Getting sick is never fun. Whether it’s a cold, flu, or any other ailment, being under the weather can be a frustrating and uncomfortable experience. While there are various treatments and remedies available to alleviate symptoms, one of the most critical factors in recovering from illness is often overlooked: getting enough sleep. In this article, we’ll explore why sleep is essential to getting over a cold and how to make sure you’re getting the rest you need.

The Science of Sleep and Recovery

When you’re sick, your body is working hard to fight off the infection. This process requires energy and resources, which are often in short supply when you’re feeling under the weather. This is where sleep comes in: it provides the rest and recovery your body needs to heal itself.

Research has shown that sleep is essential to immune function. When you’re asleep, your body produces cytokines, which are proteins that help fight off infection and inflammation. Without enough sleep, your body may not be able to produce enough cytokines to fight off the infection effectively. Additionally, sleep helps regulate the stress hormone cortisol, which can suppress the immune system if levels are too high.

How Much Sleep Do You Need?

The amount of sleep you need to recover from a cold can vary depending on the severity of your illness and your individual needs. In general, adults should aim for 7-9 hours of sleep per night, while children and teenagers may need more.

When you’re sick, you may need even more sleep than usual. Listen to your body and try to get as much rest as possible. If you’re having trouble sleeping due to congestion or other symptoms, consider using a humidifier, saline nasal spray, or other remedies to help ease your symptoms.

Tips for Getting Enough Sleep When You’re Sick

Getting enough sleep can be a challenge when you’re feeling unwell. Here are some tips to help you get the rest you need:

1. Create a Comfortable Sleeping Environment

Make sure your bedroom is cool, dark, and quiet. Use comfortable bedding and pillows to help you relax.
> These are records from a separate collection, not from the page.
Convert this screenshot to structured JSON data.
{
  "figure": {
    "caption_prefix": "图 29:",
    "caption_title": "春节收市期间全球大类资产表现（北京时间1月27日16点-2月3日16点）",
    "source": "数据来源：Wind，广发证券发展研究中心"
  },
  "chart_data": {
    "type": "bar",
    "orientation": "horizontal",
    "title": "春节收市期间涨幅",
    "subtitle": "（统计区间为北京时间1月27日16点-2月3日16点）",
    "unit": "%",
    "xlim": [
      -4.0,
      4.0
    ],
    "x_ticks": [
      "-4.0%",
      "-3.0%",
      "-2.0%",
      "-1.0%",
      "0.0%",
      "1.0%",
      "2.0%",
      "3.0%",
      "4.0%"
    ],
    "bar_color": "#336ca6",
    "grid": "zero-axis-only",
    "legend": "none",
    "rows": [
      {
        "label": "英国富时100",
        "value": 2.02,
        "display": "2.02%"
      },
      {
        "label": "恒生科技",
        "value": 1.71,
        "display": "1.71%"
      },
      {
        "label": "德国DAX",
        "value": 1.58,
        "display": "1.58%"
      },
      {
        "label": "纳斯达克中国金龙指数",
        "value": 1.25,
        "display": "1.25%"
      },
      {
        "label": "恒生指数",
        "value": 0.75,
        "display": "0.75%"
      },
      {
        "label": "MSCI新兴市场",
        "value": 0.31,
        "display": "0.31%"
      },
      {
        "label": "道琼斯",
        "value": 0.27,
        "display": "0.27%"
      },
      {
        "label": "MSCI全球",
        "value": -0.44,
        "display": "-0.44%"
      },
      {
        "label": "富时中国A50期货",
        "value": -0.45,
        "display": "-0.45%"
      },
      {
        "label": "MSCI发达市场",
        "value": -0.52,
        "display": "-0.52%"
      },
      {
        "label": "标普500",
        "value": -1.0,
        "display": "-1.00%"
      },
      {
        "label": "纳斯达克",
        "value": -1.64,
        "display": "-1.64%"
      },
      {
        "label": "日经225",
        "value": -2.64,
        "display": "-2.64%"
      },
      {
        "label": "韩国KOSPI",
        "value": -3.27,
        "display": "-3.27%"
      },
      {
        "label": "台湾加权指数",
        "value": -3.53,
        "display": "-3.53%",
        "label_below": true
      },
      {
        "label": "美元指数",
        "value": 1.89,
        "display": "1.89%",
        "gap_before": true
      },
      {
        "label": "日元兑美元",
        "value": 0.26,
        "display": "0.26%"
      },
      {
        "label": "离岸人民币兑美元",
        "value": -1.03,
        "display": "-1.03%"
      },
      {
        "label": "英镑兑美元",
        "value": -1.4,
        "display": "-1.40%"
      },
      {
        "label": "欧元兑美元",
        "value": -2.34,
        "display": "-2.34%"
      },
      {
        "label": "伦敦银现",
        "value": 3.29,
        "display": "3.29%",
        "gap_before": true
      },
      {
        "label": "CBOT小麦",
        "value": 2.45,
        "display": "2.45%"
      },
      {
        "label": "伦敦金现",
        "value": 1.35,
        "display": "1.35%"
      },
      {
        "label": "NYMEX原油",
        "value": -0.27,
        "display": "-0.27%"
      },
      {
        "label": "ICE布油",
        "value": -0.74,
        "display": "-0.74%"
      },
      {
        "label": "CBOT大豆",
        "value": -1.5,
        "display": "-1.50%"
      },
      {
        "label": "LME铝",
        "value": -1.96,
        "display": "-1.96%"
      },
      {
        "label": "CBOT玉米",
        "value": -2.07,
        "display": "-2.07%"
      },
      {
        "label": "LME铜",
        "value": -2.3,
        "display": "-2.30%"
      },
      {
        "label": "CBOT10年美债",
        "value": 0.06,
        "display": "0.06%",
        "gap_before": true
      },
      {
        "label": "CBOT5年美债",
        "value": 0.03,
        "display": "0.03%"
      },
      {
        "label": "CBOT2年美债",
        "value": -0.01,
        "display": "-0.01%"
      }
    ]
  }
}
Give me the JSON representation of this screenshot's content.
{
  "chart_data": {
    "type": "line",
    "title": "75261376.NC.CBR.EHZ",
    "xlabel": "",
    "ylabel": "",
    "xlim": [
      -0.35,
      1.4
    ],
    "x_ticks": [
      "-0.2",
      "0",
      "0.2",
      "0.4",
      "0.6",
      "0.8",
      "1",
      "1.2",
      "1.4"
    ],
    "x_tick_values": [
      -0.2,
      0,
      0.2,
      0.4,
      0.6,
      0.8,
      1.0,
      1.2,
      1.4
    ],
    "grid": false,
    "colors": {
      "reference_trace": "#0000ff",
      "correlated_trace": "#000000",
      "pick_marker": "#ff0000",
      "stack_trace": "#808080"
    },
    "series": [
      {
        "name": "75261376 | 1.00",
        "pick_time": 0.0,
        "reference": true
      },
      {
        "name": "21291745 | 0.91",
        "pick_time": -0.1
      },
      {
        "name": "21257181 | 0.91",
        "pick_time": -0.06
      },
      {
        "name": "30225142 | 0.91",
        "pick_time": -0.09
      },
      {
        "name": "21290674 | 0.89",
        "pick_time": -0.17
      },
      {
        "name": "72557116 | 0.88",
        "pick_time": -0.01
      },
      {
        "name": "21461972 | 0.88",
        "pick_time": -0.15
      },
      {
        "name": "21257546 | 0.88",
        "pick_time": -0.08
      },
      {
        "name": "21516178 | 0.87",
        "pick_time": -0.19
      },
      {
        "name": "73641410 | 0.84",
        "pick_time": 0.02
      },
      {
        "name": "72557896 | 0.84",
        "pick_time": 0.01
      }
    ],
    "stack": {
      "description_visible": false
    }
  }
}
2. Stick to a Sleep Schedule

Try to go to bed and wake up at the same time every day, even if you’re feeling sick. This can help regulate your body’s natural sleep-wake cycle.

3. Avoid Stimulants

Avoid caffeine, nicotine, and alcohol, which can disrupt sleep and make it harder to rest.

4. Use Relaxation Techniques

Try deep breathing, meditation, or other relaxation techniques to help you fall asleep and stay asleep.

5. Consider Medications

If you’re having trouble sleeping, talk to your doctor about over-the-counter or prescription medications that may help.


Sleep is an essential component of recovery when you’re sick. By getting enough rest, you can help your body fight off infection and inflammation, and speed up the healing process. If you’re feeling unwell, make sure to prioritize sleep and create a comfortable sleeping environment to help you get the rest you need.


Can lack sleep make a cold worse?

Yes, lack of sleep can weaken your immune system and make it harder for your body to fight off infections like the common cold.

Should you stay home and rest when you have a cold?

Yes, staying home and getting plenty of rest is essential to recover from a cold and prevent the spread of illness to others.

How can I sleep better when I have a cold?

Try using a humidifier, saline nasal spray, or other remedies to ease your symptoms. Create a comfortable sleeping environment, stick to a sleep schedule, and consider relaxation techniques or medication if necessary.

Is it okay to exercise when you have a cold?

It’s generally okay to exercise when you have a mild cold, but you should listen to your body and avoid pushing yourself too hard. If you have a fever, chest congestion, or other severe symptoms, it’s best to rest until you’re feeling better.

How long does it take to recover from a cold?

Recovery time can vary depending on the severity of your illness and your individual health. Most people recover from a cold within 7-10 days, but some symptoms like coughing and fatigue can last longer. If your symptoms persist or worsen, consult with your doctor.